On Friday China announced its economy had expanded at a 6.7 percent rate in the first quarter of 2016. While this is the slowest growth since the depths of the great recession, it conveniently remains within the government’s official target of 6.5-7.0 percent. Unlike all developed countries, there will be no revisions to this figure in the coming months or quarters.
There were two factors that kept Beijing’s growth within its target range: Easy money and the property market. The level of “total social financing,” or borrowing, rose 16 percent in March from a year ago.
This was fueled by the bond issuance by local governments as part of its bailout program and investment in ‘fixed asset investment’ which is largely composed of infrastructure and factories.
With total debt approaching 300 percent of GDP and massive overcapacity in many industries such as coal, cement, chemicals and refining, this development only exacerbates China’s serious structural problems.
The property market witnessed a strong recovery in China’s largest cities, causing property investment to rise at its fastest pace in a year. Outside the largest four cities, however, where 95 percent of home sales occurred, the housing sector remains sluggish. With an estimated 70 million inventory of unsold homes, China’s housing construction rebound does nothing to begin resolving this problem.

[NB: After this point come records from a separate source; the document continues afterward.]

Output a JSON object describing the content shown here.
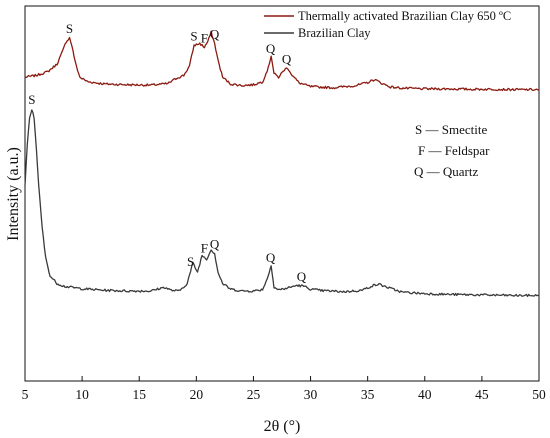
{
  "chart_data": {
    "type": "line",
    "xlabel": "2θ (°)",
    "ylabel": "Intensity (a.u.)",
    "xlim": [
      5,
      50
    ],
    "ylim": [
      0,
      100
    ],
    "x_ticks": [
      5,
      10,
      15,
      20,
      25,
      30,
      35,
      40,
      45,
      50
    ],
    "x_tick_labels": [
      "5",
      "10",
      "15",
      "20",
      "25",
      "30",
      "35",
      "40",
      "45",
      "50"
    ],
    "y_tick_labels_shown": false,
    "grid": false,
    "legend_position": "top-right",
    "series": [
      {
        "name": "Thermally activated Brazilian Clay 650 ºC",
        "color": "#8b1a10",
        "x": [
          5.0,
          6.0,
          7.0,
          7.8,
          8.3,
          8.6,
          8.9,
          9.1,
          9.4,
          9.8,
          10.5,
          12.0,
          14.0,
          16.0,
          17.5,
          18.3,
          18.9,
          19.4,
          19.8,
          20.3,
          20.7,
          21.0,
          21.3,
          21.6,
          21.9,
          22.3,
          23.0,
          24.0,
          25.0,
          25.8,
          26.3,
          26.55,
          26.8,
          27.2,
          27.7,
          28.0,
          28.4,
          29.0,
          30.0,
          32.0,
          34.0,
          35.0,
          35.6,
          36.3,
          37.0,
          38.0,
          40.0,
          42.0,
          44.0,
          46.0,
          48.0,
          50.0
        ],
        "y": [
          81.0,
          81.5,
          82.5,
          84.5,
          88.0,
          90.5,
          91.5,
          89.5,
          85.0,
          81.0,
          79.8,
          79.2,
          79.0,
          78.9,
          79.3,
          80.8,
          81.5,
          84.0,
          89.5,
          90.0,
          89.0,
          90.5,
          93.0,
          90.0,
          85.5,
          81.0,
          79.2,
          78.8,
          79.0,
          79.8,
          83.5,
          86.8,
          82.0,
          81.0,
          83.0,
          83.5,
          81.5,
          79.5,
          78.5,
          78.2,
          78.8,
          79.6,
          80.4,
          79.3,
          78.4,
          78.1,
          77.9,
          77.9,
          77.8,
          77.8,
          77.7,
          77.7
        ],
        "peak_labels": [
          {
            "text": "S",
            "x": 8.9
          },
          {
            "text": "S",
            "x": 19.8
          },
          {
            "text": "F",
            "x": 20.7
          },
          {
            "text": "Q",
            "x": 21.6
          },
          {
            "text": "Q",
            "x": 26.5
          },
          {
            "text": "Q",
            "x": 27.9
          }
        ]
      },
      {
        "name": "Brazilian Clay",
        "color": "#3a3a3a",
        "x": [
          5.0,
          5.2,
          5.4,
          5.6,
          5.8,
          6.0,
          6.2,
          6.5,
          6.8,
          7.2,
          7.8,
          8.5,
          10.0,
          12.0,
          14.0,
          16.0,
          17.2,
          17.8,
          18.5,
          19.2,
          19.7,
          20.1,
          20.5,
          20.9,
          21.3,
          21.6,
          21.9,
          22.3,
          23.0,
          24.0,
          25.0,
          25.8,
          26.3,
          26.55,
          26.8,
          27.2,
          28.0,
          28.8,
          29.4,
          30.0,
          31.0,
          33.0,
          34.5,
          35.4,
          36.0,
          36.8,
          38.0,
          40.0,
          42.0,
          44.0,
          46.0,
          48.0,
          50.0
        ],
        "y": [
          52.0,
          63.0,
          70.0,
          72.5,
          70.0,
          62.0,
          52.0,
          41.0,
          33.0,
          28.0,
          26.0,
          25.2,
          24.6,
          24.2,
          24.0,
          24.0,
          25.0,
          24.2,
          24.0,
          26.0,
          31.5,
          29.0,
          33.5,
          32.5,
          35.0,
          34.0,
          29.0,
          26.0,
          24.5,
          24.0,
          24.0,
          24.4,
          28.0,
          31.0,
          25.0,
          24.3,
          24.8,
          25.5,
          25.3,
          24.5,
          24.1,
          23.8,
          24.2,
          25.4,
          25.8,
          24.9,
          23.7,
          23.3,
          23.1,
          23.0,
          22.9,
          22.8,
          22.8
        ],
        "peak_labels": [
          {
            "text": "S",
            "x": 5.6
          },
          {
            "text": "S",
            "x": 19.5
          },
          {
            "text": "F",
            "x": 20.7
          },
          {
            "text": "Q",
            "x": 21.6
          },
          {
            "text": "Q",
            "x": 26.5
          },
          {
            "text": "Q",
            "x": 29.2
          }
        ]
      }
    ],
    "annotations": [
      "S — Smectite",
      "F — Feldspar",
      "Q — Quartz"
    ]
  }
}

If this pattern sounds eerily familiar, it should. Debt issuance, investment in factories and the property market have been consistently the engines for growth since the economic crisis and beyond. China’s economic plan to move toward a more market-oriented policy, such as improving property rights, financial sector liberalization and Hukou reform (giving the massive migrant work force basic rights in urban areas) have been slow in development or nonexistent.
How long can this trend last? As the well-known economist Herb Stein once said, “If something cannot go on forever, it will stop.”